The betting scandal, which for many critics of the Conservatives was definitive proof of the party’s lack of morality and ethics, was the last straw: the only moment of the campaign in which Sunak showed irritation that he until then he had not shown off. He promised the full weight of the law, and expulsion from the party, for deputies and conservatism staff who had tried to profit from bets on the election date, using privileged information. There are at least five investigated.
The tax battle
In the first of the only two television debates that have pitted the two main candidates, Sunak and Starmer, against each other, the prime minister achieved a coup that encouraged the conservative camp. Based on calculations and analysis from the Treasury Department commissioned by the Government itself on the cost of the electoral measures proposed by the Labor Party, Sunak announced on the ITV network that his rival was going to tax an extra 2,000 pounds (about 2,360 euros) each British home. The Labor candidate, confused, was unable to give a forceful response to the accusation, and limited himself to muttering that it was nonsense. The main opposition party dedicated all its efforts in the following days to explaining to the media that the figure used by Sunak was false. And the Treasury officials themselves were not responsible for the calculations used by the candidate Tory.
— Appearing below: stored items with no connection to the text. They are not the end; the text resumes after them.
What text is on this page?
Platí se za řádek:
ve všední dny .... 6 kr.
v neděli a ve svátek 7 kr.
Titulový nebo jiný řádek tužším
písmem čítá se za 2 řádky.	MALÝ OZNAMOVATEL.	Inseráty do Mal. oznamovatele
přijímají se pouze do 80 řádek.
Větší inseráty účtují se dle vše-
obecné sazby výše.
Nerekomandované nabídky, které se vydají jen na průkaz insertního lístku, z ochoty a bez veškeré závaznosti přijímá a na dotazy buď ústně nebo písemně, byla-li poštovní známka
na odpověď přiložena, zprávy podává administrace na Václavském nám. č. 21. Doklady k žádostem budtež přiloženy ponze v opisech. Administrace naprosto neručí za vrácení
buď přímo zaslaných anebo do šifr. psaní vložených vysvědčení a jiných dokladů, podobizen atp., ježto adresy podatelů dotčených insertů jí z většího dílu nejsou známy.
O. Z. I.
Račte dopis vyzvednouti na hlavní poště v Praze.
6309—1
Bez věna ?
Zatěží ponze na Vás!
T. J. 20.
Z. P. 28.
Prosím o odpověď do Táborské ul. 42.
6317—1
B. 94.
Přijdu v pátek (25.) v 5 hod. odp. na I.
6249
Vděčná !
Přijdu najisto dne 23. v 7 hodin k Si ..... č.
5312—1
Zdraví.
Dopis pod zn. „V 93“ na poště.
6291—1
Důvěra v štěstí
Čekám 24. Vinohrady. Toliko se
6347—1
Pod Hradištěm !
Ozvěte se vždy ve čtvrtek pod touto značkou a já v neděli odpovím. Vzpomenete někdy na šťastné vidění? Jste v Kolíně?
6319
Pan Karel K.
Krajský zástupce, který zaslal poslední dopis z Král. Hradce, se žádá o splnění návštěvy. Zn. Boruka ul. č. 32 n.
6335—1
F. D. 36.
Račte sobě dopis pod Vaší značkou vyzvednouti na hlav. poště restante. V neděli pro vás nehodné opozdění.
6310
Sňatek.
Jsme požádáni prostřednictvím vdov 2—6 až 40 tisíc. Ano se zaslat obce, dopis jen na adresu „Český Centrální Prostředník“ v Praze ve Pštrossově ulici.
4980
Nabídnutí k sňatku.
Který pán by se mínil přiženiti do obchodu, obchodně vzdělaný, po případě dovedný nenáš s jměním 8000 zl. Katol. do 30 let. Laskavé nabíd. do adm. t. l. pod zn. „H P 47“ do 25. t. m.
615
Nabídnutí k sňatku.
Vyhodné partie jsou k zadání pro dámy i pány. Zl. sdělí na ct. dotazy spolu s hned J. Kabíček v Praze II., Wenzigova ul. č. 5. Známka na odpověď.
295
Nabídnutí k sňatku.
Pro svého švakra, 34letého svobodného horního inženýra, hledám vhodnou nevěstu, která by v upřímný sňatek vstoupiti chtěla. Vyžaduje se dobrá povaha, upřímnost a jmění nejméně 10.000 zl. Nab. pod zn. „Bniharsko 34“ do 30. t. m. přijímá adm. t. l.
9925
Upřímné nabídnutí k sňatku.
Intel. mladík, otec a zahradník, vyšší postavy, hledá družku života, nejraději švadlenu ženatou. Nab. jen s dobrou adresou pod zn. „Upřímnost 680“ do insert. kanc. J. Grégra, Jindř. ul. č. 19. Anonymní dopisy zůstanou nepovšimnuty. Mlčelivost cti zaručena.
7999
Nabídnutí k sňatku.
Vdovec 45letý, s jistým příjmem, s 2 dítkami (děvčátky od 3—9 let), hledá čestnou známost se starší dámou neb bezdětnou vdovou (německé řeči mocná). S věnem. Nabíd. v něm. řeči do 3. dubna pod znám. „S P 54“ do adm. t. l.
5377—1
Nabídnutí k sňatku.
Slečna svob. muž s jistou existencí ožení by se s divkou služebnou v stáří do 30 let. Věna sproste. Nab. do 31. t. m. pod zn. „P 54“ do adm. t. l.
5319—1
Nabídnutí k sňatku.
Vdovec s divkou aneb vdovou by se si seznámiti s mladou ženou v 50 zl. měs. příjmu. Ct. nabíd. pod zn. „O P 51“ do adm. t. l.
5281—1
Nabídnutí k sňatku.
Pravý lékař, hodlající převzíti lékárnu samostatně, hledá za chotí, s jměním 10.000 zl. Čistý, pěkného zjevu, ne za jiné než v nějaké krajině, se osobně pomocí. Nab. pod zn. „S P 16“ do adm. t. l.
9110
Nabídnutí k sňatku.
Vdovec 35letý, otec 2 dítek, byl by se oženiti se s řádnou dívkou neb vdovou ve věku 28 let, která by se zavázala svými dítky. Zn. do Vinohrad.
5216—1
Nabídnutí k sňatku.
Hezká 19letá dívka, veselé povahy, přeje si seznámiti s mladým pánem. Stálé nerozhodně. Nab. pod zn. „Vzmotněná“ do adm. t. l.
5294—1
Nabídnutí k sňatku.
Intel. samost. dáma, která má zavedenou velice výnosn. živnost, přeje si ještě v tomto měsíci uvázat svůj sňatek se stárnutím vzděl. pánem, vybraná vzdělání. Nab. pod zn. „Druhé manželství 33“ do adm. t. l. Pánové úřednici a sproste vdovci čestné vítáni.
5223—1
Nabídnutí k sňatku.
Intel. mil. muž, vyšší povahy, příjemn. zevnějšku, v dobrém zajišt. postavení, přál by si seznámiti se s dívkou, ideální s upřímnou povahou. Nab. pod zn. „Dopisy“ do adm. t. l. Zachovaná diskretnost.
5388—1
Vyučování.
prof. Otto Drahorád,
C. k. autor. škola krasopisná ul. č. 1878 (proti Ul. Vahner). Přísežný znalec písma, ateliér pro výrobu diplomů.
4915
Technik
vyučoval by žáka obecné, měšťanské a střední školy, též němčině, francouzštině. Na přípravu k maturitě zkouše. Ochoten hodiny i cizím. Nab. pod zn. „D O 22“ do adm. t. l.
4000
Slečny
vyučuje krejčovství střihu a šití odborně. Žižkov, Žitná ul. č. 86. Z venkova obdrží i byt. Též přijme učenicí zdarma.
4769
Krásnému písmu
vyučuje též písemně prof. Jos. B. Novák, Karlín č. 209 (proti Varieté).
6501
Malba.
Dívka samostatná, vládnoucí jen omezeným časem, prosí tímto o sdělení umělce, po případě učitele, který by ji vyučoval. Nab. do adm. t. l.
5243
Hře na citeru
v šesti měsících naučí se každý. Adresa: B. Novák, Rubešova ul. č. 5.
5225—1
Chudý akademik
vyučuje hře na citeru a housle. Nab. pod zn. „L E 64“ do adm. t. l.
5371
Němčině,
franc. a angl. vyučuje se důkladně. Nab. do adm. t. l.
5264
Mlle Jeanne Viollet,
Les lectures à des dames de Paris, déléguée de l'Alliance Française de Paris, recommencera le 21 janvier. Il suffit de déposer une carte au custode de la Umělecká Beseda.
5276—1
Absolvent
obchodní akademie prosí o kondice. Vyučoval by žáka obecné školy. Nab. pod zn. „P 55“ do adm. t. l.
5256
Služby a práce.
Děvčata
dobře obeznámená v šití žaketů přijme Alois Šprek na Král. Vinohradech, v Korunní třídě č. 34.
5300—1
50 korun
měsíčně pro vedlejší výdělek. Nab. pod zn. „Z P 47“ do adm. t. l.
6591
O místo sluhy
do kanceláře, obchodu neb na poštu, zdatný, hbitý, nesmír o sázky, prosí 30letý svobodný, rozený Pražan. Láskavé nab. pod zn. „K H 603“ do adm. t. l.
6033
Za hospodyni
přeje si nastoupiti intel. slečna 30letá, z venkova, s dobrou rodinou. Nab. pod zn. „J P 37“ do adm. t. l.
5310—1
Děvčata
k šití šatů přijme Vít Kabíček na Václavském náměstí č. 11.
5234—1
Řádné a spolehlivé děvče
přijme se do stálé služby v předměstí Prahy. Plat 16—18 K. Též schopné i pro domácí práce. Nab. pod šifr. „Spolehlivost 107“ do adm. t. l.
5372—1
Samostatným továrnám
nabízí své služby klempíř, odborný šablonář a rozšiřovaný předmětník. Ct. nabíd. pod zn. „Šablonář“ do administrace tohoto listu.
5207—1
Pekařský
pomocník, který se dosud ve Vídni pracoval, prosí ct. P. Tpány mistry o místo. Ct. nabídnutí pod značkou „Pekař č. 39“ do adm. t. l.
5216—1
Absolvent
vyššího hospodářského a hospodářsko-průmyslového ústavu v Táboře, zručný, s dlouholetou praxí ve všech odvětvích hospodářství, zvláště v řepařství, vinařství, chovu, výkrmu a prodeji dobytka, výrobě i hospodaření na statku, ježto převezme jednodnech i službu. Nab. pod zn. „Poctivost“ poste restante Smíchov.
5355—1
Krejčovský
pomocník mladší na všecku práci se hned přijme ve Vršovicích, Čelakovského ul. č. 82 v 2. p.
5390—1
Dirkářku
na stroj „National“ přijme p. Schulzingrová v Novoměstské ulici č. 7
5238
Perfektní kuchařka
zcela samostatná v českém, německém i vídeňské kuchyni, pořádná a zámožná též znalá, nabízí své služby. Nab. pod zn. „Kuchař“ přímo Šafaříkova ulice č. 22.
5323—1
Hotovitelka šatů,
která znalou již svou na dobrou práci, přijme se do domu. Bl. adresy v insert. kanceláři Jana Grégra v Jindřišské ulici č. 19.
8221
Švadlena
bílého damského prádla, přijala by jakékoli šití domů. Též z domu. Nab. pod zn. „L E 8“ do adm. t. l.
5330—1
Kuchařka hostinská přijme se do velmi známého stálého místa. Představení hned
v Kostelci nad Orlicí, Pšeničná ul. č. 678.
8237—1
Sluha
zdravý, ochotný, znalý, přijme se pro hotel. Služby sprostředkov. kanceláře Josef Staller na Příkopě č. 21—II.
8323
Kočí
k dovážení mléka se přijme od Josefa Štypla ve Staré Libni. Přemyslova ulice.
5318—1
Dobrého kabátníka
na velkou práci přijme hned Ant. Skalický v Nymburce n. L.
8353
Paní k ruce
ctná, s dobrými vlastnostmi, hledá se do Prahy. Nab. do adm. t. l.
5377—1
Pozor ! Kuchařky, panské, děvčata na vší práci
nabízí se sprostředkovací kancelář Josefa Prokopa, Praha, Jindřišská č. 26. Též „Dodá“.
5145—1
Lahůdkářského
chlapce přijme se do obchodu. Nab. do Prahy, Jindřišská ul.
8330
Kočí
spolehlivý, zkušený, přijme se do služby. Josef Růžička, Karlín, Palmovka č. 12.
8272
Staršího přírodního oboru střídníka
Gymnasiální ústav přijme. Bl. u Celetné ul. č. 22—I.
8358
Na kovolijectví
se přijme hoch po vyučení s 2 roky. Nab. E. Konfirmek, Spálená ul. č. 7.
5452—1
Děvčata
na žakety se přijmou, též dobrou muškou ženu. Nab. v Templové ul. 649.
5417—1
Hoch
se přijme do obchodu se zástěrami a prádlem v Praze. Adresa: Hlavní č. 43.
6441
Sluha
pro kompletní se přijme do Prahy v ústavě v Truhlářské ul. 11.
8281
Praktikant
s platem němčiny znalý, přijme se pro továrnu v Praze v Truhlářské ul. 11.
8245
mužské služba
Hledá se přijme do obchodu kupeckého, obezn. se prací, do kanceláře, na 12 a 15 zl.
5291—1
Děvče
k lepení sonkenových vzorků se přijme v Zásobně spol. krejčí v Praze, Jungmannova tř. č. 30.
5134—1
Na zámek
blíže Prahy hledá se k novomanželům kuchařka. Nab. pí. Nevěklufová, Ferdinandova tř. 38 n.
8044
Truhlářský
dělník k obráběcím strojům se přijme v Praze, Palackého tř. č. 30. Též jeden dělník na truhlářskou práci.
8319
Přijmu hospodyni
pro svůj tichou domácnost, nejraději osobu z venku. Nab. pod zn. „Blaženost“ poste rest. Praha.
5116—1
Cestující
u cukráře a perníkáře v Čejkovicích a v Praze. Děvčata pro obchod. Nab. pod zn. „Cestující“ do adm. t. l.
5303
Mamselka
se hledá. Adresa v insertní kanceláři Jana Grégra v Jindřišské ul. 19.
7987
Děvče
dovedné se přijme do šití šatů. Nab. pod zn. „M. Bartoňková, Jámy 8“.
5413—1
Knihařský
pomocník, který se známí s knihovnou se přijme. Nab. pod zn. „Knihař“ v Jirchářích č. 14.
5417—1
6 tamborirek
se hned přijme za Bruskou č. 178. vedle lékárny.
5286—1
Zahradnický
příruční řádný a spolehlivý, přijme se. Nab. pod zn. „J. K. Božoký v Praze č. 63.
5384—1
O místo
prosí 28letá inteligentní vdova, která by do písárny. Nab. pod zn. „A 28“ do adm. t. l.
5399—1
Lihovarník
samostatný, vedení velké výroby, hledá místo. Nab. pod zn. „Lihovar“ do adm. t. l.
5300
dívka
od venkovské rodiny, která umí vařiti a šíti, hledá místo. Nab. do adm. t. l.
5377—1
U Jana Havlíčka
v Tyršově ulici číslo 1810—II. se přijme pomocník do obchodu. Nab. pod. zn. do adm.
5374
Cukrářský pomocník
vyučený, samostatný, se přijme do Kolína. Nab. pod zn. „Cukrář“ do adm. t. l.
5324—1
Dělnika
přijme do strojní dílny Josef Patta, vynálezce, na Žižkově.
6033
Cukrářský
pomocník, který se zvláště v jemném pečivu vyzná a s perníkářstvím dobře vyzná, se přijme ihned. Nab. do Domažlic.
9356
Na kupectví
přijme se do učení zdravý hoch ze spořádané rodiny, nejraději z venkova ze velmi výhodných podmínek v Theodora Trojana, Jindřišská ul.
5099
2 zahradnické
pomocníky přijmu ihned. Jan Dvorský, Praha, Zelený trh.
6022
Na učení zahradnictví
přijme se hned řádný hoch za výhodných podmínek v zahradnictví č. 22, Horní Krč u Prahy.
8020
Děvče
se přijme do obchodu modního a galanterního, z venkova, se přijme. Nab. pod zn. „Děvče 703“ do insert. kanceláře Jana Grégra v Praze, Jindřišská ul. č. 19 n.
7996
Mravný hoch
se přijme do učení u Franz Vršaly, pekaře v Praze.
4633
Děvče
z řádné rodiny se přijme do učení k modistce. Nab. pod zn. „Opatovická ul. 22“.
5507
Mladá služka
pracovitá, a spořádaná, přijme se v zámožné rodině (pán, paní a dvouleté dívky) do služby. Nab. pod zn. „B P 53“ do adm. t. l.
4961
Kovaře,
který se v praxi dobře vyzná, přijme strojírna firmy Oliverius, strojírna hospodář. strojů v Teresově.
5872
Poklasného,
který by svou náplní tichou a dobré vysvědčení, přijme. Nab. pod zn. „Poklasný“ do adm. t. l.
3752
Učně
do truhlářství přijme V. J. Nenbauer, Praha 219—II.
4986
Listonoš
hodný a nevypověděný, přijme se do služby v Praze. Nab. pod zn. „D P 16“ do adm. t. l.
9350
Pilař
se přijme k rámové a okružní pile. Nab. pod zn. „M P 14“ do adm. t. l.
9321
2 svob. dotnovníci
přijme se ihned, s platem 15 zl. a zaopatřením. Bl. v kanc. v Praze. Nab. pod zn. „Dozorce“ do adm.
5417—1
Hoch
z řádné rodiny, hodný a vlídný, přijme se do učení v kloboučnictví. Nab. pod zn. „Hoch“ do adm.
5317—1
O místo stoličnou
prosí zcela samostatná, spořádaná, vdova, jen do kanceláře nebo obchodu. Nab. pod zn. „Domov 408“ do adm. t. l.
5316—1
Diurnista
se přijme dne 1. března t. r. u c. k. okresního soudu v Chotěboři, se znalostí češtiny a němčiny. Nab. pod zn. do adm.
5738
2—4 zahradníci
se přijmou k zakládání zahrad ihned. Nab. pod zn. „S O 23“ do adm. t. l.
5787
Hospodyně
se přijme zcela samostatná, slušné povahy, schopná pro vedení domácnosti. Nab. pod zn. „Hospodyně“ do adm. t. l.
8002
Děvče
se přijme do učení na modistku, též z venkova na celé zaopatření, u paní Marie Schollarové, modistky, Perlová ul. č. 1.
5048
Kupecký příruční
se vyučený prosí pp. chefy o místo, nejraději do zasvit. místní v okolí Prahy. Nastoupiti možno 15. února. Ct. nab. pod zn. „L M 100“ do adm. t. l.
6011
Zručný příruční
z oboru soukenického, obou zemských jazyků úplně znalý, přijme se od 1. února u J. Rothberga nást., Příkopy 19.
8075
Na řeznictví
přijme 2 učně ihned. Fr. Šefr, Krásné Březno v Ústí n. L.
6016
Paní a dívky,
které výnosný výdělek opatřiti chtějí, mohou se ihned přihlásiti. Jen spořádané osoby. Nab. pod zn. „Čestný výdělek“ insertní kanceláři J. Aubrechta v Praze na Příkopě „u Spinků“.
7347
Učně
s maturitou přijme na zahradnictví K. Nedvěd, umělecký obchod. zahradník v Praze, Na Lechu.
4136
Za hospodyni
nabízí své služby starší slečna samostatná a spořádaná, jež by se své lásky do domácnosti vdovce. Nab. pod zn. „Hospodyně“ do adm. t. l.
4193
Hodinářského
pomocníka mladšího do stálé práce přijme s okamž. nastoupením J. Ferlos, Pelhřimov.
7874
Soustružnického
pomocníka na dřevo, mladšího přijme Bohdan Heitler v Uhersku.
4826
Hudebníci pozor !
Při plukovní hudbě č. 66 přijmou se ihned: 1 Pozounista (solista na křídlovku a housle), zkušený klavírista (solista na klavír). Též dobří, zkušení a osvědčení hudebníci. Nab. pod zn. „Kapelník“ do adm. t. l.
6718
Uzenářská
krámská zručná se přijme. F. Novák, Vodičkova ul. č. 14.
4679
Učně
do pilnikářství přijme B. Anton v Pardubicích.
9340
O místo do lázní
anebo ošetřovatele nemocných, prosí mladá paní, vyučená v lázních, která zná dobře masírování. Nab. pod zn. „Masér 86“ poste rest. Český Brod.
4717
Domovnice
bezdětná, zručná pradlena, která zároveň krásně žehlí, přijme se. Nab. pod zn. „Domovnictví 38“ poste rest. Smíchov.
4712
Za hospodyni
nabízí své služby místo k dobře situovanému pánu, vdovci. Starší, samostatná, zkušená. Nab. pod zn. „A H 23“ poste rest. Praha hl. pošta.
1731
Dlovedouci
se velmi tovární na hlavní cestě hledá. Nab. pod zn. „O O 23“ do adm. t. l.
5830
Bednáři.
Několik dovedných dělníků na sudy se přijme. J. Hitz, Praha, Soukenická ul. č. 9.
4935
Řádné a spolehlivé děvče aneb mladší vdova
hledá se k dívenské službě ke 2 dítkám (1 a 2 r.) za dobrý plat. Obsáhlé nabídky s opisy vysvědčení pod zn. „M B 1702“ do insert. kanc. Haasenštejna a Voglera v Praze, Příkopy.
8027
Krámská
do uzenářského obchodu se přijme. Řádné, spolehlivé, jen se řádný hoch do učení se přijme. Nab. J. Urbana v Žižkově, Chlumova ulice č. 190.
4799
Sunak has repeated his successful strategy in the second debate, including again the £2,000 charge.
Left out of both debates was an in-depth discussion of the consequences of Brexit, the great absentee in a campaign in which none of the candidates wanted to revive the issue. Sunak, because he has played all this time at selling the idea that leaving the EU has already begun to provide advantages to the United Kingdom – which the Prime Minister is unable to specify. Starmer, because he still fears that the slightest suggestion of a greater alignment of London with Brussels will scare away all those voters with a historical Labour tradition who in 2019 turned their backs on the party and offered Boris Johnson their electoral support.
It had to be the citizens who participated in the two debates, and posed direct questions to both candidates, who put the issue of Brexit on the table. And it has become clear that it is a hot potato for both candidates: the furthest Starmer has dared to go this Wednesday is to promise that he will try to improve trade relations with the EU, but without specifying what he is willing to offer in exchange.